The cashed-up commercial TV sector is the loudest voice in the room when it comes to complaining about piracy. To the government. To internet service providers. And to their audience.
But on the weekend it was the humble national broadcaster, our dear old Aunty, who took the fight to the pirates and won.
The ABC's decision to launch the new series of Doctor Who via its iView online platform a week before airing it on TV has paid dividends.
Almost 80,000 diehard Doctor Who fans pounced and watched the episode, titled Asylum of the Daleks, on Sunday. That is a record for the iView site, clocking the most plays by one program in a 24-hour period since its launch.
That number probably represents only 10 to 15 per cent of its total potential TV audience, but the move is significant because it effectively closes the window on online piracy.
Research shows the period in which content (films, music and TV) is vulnerable to piracy is the period between when it launches internationally and when it launches in local markets.
By making Doctor Who available to its viewers immediately after it airs in the UK, the ABC is effectively circumventing any inclination fans might have to download it from an unlicensed source.
The episode was significant because it featured the return of the show's iconic villains - the Daleks - and because it featured several different types of Dalek, from the 1960s, 1970s and 1980s.
Because of that, the episode's debut was preceded by a massive global marketing campaign.
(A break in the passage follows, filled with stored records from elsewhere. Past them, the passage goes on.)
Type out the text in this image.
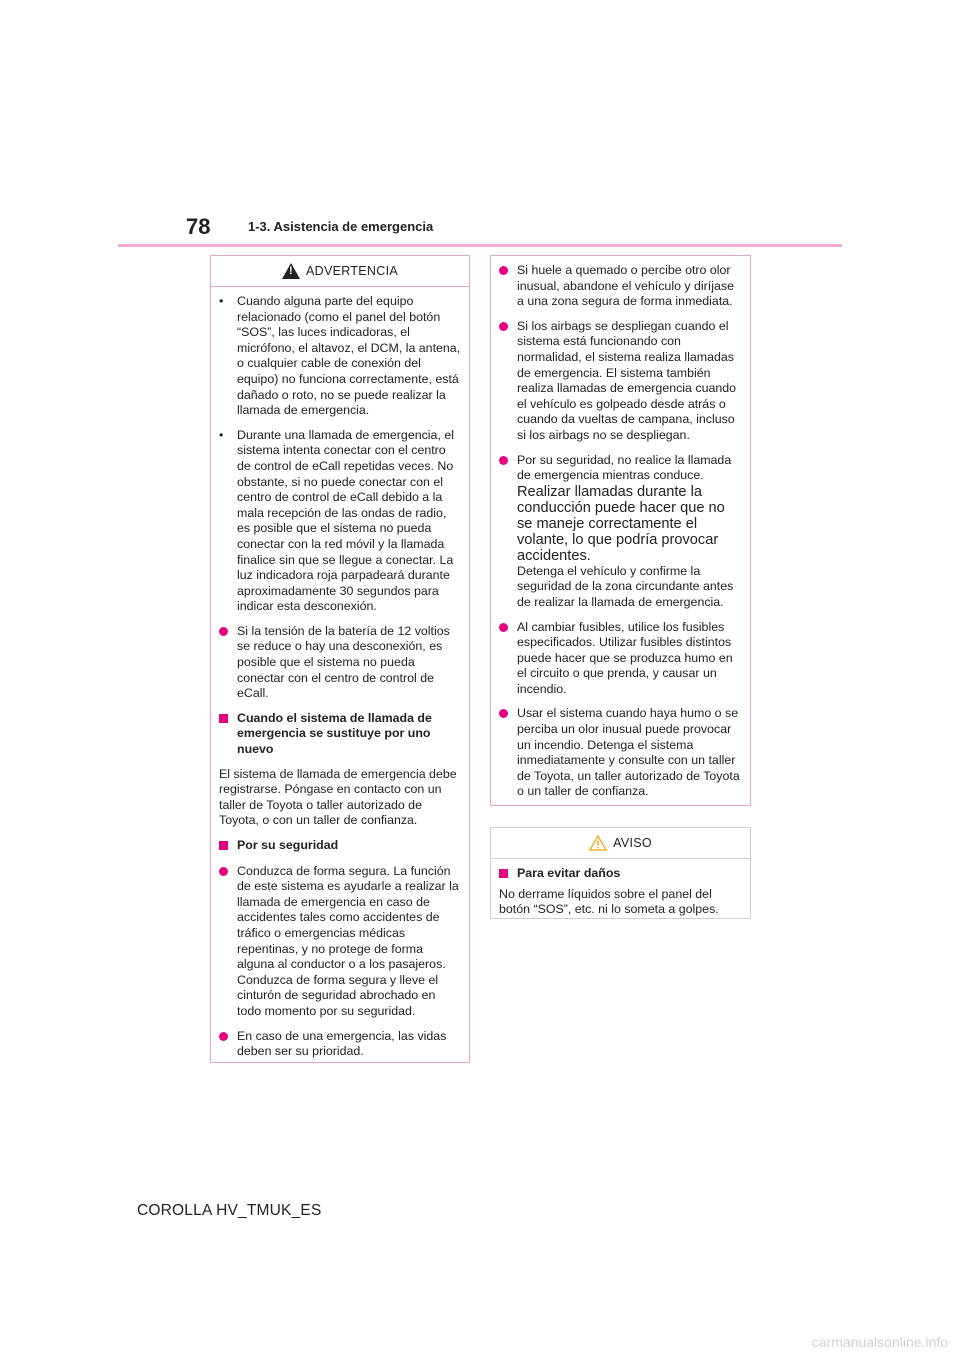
78	1-3. Asistencia de emergencia
!
ADVERTENCIA
•	Cuando alguna parte del equipo relacionado (como el panel del botón “SOS”, las luces indicadoras, el micrófono, el altavoz, el DCM, la antena, o cualquier cable de conexión del equipo) no funciona correctamente, está dañado o roto, no se puede realizar la llamada de emergencia.
•	Durante una llamada de emergencia, el sistema intenta conectar con el centro de control de eCall repetidas veces. No obstante, si no puede conectar con el centro de control de eCall debido a la mala recepción de las ondas de radio, es posible que el sistema no pueda conectar con la red móvil y la llamada finalice sin que se llegue a conectar. La luz indicadora roja parpadeará durante aproximadamente 30 segundos para indicar esta desconexión.
Si la tensión de la batería de 12 voltios se reduce o hay una desconexión, es posible que el sistema no pueda conectar con el centro de control de eCall.
Cuando el sistema de llamada de emergencia se sustituye por uno nuevo
El sistema de llamada de emergencia debe registrarse. Póngase en contacto con un taller de Toyota o taller autorizado de Toyota, o con un taller de confianza.
Por su seguridad
Conduzca de forma segura. La función de este sistema es ayudarle a realizar la llamada de emergencia en caso de accidentes tales como accidentes de tráfico o emergencias médicas repentinas, y no protege de forma alguna al conductor o a los pasajeros. Conduzca de forma segura y lleve el cinturón de seguridad abrochado en todo momento por su seguridad.
En caso de una emergencia, las vidas deben ser su prioridad.
Si huele a quemado o percibe otro olor inusual, abandone el vehículo y diríjase a una zona segura de forma inmediata.
Si los airbags se despliegan cuando el sistema está funcionando con normalidad, el sistema realiza llamadas de emergencia. El sistema también realiza llamadas de emergencia cuando el vehículo es golpeado desde atrás o cuando da vueltas de campana, incluso si los airbags no se despliegan.
Por su seguridad, no realice la llamada de emergencia mientras conduce.
Realizar llamadas durante la conducción puede hacer que no se maneje correctamente el volante, lo que podría provocar accidentes.
Detenga el vehículo y confirme la seguridad de la zona circundante antes de realizar la llamada de emergencia.
Al cambiar fusibles, utilice los fusibles especificados. Utilizar fusibles distintos puede hacer que se produzca humo en el circuito o que prenda, y causar un incendio.
Usar el sistema cuando haya humo o se perciba un olor inusual puede provocar un incendio. Detenga el sistema inmediatamente y consulte con un taller de Toyota, un taller autorizado de Toyota o un taller de confianza.
AVISO
Para evitar daños
No derrame líquidos sobre el panel del botón “SOS”, etc. ni lo someta a golpes.
COROLLA HV_TMUK_ES
carmanualsonline.info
The ABC's bold strategy effectively unlocked enormous value from the global marketing machinery behind the show.
Most commercial networks now "fast track" key overseas programs because of pressure from viewers and the fear of losing audiences to online downloading, but they tackle it with varying levels of enthusiasm and success.
The commercial broadcasters usually announce their fast-tracking plans closer to the launch of the US season, typically around September or October.
One of the biggest hurdles in getting TV network programmers to back strategies such as these is the long-held belief that any support for online playback would discourage TV usage.
But that position - which is, incredibly, still expressed behind closed doors in many network offices - is increasingly looking archaic.
It is also fuelled by a philosophy of subtraction - that is, any viewer not watching via a traditional TV set is a set of eyeballs considered lost.
Most blue-chip international broadcasters, such as the BBC and the US free-to-air networks NBC, ABC, CBS and Fox, are increasingly adopting a philosophy of addition - that is, audiences viewing programs on any platform are considered part of a cumulative total.
The ABC's 75,900 Doctor Who "views" on iView will not realistically damage the episode's broadcast potential.
Anecdotal evidence suggests that many of those iView-ers would have downloaded the program via bit torrent networks anyway, and that many will still watch the TV broadcast in order to particpate in so-called "second-screen" activity, such as interacting on Twitter and Facebook, in real time.
By drawing them to iView, the ABC is able to encourage the habit of watching programs from licensed broadcasters, and also exposes them to the broadcaster's slate of other content.
The ABC iView record set by Doctor Who is for most plays in a 24-hour period. The previous record-holder was the debut of Angry Boys, but the ABC points out that the iView system is now available on multiple platforms, making direct comparisons difficult.